Não importa os caminhos que a vida me leve, os espaços que eu transite, os títulos que eu venha a ter, os prêmios que eu receba. Perguntas como a feita pela senhora que nem sequer sei o nome em algum momento ecoarão nos meus ouvidos. É o que nos lembra o grande Mestre Milton Santos: "Quando se é negro, é evidente que não se pode ser outra coisa, só excepcionalmente não se será o pobre, (...) não será humilhado, porque a questão central é a humilhação cotidiana. Ninguém escapa, não importa que fique rico."

É o que também afirma Ângela Davis. E ela vai além. Segundo a intelectual negra norte-americana, sempre haverá alguém para nos chamar de "macaca/o". Desde a tenra idade os brancos sabem que nenhum outro xingamento fere de maneira tão profunda a nossa alma e a nossa dignidade.

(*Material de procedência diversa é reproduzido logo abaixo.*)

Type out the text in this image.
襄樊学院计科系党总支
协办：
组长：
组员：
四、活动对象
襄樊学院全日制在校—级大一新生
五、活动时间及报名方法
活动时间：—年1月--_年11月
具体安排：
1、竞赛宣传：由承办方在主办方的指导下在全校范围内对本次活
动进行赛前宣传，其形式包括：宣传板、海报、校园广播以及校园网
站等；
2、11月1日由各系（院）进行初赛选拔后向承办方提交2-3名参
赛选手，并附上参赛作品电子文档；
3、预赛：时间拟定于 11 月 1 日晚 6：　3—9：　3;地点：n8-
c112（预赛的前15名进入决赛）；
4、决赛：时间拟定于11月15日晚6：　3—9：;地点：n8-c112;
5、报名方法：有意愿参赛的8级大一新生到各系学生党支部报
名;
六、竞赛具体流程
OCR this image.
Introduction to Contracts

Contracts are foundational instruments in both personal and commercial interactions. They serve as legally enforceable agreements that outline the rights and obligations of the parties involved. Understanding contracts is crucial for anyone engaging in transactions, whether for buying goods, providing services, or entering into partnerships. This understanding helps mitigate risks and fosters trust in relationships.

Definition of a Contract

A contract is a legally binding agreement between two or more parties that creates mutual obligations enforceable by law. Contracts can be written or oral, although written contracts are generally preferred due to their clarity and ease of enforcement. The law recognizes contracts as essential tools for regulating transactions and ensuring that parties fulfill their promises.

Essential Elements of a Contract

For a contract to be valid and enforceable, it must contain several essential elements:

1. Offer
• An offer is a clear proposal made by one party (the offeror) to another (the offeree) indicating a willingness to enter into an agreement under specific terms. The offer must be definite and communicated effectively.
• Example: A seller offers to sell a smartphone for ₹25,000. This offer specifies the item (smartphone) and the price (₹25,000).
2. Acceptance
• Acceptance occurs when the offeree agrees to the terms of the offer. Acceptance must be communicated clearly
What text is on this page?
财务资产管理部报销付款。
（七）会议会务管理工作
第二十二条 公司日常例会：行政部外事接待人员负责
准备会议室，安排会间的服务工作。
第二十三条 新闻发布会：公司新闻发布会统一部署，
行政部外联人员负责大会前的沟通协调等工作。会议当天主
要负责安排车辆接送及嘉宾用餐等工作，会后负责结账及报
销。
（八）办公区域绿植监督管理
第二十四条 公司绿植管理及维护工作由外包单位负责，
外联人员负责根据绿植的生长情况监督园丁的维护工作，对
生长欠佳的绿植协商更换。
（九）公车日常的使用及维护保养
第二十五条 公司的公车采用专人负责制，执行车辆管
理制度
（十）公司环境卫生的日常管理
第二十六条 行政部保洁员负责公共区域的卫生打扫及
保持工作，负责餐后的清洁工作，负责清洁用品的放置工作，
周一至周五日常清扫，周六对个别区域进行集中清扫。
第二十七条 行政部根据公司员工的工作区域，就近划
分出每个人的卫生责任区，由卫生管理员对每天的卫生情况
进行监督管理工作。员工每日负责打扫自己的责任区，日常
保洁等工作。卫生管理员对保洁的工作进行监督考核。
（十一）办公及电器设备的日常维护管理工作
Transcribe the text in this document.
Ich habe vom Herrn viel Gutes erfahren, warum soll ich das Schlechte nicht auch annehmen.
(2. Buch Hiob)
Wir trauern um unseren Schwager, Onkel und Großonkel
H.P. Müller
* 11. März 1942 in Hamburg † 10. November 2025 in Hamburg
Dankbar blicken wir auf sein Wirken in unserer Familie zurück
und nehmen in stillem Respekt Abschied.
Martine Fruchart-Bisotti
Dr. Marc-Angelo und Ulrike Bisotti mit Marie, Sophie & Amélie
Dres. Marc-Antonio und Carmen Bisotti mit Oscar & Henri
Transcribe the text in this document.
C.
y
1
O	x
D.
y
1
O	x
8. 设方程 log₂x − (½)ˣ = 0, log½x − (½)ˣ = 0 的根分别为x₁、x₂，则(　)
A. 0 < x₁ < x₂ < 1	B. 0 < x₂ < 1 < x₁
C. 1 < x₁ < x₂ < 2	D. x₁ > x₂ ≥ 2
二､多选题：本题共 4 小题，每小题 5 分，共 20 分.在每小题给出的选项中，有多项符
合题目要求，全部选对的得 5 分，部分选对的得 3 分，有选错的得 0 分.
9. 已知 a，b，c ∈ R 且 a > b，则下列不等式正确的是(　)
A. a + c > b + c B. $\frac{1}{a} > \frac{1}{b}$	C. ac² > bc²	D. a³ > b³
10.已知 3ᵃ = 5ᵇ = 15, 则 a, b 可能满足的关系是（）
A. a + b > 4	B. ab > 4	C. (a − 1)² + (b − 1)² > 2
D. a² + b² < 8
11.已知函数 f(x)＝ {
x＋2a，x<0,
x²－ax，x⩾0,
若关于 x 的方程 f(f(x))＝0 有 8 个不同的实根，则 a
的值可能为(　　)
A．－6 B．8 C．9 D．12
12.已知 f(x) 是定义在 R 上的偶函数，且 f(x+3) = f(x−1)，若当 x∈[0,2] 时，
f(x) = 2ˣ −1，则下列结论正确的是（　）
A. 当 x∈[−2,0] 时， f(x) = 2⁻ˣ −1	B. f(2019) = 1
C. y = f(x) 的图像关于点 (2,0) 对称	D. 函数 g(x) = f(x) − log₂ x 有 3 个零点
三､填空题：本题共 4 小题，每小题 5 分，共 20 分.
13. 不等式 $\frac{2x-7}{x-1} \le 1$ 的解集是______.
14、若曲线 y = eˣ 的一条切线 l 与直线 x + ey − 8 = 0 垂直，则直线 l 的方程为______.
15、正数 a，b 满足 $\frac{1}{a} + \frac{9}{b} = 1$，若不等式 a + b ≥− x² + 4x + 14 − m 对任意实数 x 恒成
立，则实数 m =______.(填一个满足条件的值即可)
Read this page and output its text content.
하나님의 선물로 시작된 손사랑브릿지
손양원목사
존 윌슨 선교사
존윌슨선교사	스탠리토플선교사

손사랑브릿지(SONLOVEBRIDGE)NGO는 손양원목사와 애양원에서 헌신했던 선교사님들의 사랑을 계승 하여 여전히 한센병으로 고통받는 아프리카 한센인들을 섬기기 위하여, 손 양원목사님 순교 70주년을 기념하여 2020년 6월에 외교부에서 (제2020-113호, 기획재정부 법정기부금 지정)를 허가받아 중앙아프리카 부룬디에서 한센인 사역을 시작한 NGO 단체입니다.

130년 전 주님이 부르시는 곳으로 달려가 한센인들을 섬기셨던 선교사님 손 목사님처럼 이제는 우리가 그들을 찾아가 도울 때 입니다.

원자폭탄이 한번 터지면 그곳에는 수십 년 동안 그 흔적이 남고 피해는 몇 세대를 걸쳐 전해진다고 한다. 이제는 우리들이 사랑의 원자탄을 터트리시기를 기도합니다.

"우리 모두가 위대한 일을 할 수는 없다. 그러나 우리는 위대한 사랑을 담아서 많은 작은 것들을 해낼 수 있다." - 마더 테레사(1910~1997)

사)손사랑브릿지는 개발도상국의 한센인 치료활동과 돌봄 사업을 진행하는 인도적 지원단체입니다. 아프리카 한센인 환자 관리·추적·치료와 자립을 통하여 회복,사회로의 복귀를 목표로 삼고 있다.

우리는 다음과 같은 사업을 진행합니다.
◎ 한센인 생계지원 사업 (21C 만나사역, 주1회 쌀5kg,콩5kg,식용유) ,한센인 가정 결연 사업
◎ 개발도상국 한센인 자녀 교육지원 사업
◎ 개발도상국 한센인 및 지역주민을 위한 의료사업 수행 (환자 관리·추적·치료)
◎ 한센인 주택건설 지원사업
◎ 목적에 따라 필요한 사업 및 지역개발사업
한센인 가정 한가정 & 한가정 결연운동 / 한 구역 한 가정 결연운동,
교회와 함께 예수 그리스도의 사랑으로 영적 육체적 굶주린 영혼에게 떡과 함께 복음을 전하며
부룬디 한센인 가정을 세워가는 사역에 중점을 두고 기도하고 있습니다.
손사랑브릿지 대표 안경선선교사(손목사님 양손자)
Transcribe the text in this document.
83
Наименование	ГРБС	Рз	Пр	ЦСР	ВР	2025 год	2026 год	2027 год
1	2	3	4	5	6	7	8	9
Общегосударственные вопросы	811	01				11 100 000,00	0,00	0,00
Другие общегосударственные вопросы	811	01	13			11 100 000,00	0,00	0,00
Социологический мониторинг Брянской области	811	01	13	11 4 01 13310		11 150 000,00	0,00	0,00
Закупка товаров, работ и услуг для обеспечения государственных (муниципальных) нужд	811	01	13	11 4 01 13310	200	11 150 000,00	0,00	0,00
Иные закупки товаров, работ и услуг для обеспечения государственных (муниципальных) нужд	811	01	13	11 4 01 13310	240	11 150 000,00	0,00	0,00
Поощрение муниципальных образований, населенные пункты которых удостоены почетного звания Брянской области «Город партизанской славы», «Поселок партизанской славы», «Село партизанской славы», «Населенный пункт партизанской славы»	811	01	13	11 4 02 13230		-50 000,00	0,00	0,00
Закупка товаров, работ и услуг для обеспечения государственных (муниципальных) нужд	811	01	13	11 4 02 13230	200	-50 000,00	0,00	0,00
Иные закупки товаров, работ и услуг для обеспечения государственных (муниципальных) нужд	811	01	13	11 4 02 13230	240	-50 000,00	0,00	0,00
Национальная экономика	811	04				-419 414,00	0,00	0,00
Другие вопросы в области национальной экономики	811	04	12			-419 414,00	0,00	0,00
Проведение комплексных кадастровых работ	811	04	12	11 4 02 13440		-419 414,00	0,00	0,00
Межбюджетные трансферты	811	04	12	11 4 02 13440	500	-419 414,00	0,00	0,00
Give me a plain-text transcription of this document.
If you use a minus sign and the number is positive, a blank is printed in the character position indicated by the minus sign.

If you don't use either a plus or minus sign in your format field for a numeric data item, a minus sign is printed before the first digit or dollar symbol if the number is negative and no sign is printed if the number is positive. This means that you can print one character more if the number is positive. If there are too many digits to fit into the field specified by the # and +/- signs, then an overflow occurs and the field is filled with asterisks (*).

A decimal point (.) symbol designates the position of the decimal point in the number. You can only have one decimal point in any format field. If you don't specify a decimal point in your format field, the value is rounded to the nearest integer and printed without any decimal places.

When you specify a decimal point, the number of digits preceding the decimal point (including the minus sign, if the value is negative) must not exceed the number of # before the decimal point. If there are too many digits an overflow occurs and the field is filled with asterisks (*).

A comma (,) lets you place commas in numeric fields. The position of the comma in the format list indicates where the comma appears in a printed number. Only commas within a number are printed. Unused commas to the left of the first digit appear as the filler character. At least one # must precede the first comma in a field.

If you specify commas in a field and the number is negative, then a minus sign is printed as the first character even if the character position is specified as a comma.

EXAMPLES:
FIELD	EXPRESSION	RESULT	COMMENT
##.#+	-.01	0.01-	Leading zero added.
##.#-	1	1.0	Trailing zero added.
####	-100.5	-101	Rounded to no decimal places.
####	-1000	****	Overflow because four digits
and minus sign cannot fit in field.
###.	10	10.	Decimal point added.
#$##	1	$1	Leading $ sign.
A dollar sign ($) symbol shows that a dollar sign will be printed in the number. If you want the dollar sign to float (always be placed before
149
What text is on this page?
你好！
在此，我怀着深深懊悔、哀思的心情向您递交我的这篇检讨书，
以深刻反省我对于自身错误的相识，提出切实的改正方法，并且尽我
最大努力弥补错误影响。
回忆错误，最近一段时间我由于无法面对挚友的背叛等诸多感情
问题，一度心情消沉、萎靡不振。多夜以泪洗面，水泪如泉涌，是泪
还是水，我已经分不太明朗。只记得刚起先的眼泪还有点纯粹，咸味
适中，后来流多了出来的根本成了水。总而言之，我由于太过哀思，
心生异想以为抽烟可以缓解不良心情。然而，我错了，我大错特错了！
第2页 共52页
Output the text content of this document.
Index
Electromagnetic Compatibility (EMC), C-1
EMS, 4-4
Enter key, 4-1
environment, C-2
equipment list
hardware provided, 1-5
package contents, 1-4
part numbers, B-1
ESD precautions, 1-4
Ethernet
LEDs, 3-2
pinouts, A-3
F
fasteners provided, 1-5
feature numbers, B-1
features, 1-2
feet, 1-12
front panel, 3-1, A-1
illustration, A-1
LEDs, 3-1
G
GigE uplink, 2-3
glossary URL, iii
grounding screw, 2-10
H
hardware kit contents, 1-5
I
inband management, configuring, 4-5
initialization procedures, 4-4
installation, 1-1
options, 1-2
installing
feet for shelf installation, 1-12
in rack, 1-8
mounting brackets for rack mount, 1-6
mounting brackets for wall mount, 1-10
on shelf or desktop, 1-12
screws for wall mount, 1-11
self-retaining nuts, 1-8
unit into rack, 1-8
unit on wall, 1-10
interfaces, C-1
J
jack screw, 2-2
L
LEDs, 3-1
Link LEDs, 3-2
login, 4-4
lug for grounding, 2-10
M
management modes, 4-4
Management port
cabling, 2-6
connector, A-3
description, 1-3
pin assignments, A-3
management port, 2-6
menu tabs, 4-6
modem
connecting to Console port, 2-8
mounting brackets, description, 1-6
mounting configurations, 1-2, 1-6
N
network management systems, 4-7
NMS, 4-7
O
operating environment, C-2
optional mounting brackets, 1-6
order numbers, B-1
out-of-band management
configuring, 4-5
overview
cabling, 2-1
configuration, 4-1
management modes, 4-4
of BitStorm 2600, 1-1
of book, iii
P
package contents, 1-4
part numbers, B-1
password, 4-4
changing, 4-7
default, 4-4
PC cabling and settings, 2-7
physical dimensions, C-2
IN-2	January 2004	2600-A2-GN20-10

O racismo é uma chaga da humanidade. Dificilmente as manifestações racistas serão extirpadas por completo. Em função disso, Ângela Davis nos encoraja a concentrar todos os nossos esforços no combate ao racismo institucional. É o racismo institucional que cria mecanismos para a construção de imagens que nos depreciam e inferiorizam. É ele que empurra a população negra para a pobreza e para a miséria. No Brasil, "a pobreza tem cor. A pobreza é negra." É o racismo institucional que impede que os crimes de racismo sejam punidos. É ele também que impõe à população negra os maiores índices de analfabetismo e evasão escolar. É o racismo institucional que "autoriza" a polícia a executar jovens negros com tiros de fuzil na cabeça, na nuca e nas costas. É o racismo institucional que faz com que as mulheres negras sejam as maiores vítimas da mortalidade materna. É o racismo institucional que alija os negros dos espaços de poder. O racismo institucional é o nosso maior inimigo. É contra ele que devemos lutar. A recente aprovação da política de cotas na UNICAMP e na USP evidencia que estamos no caminho certo.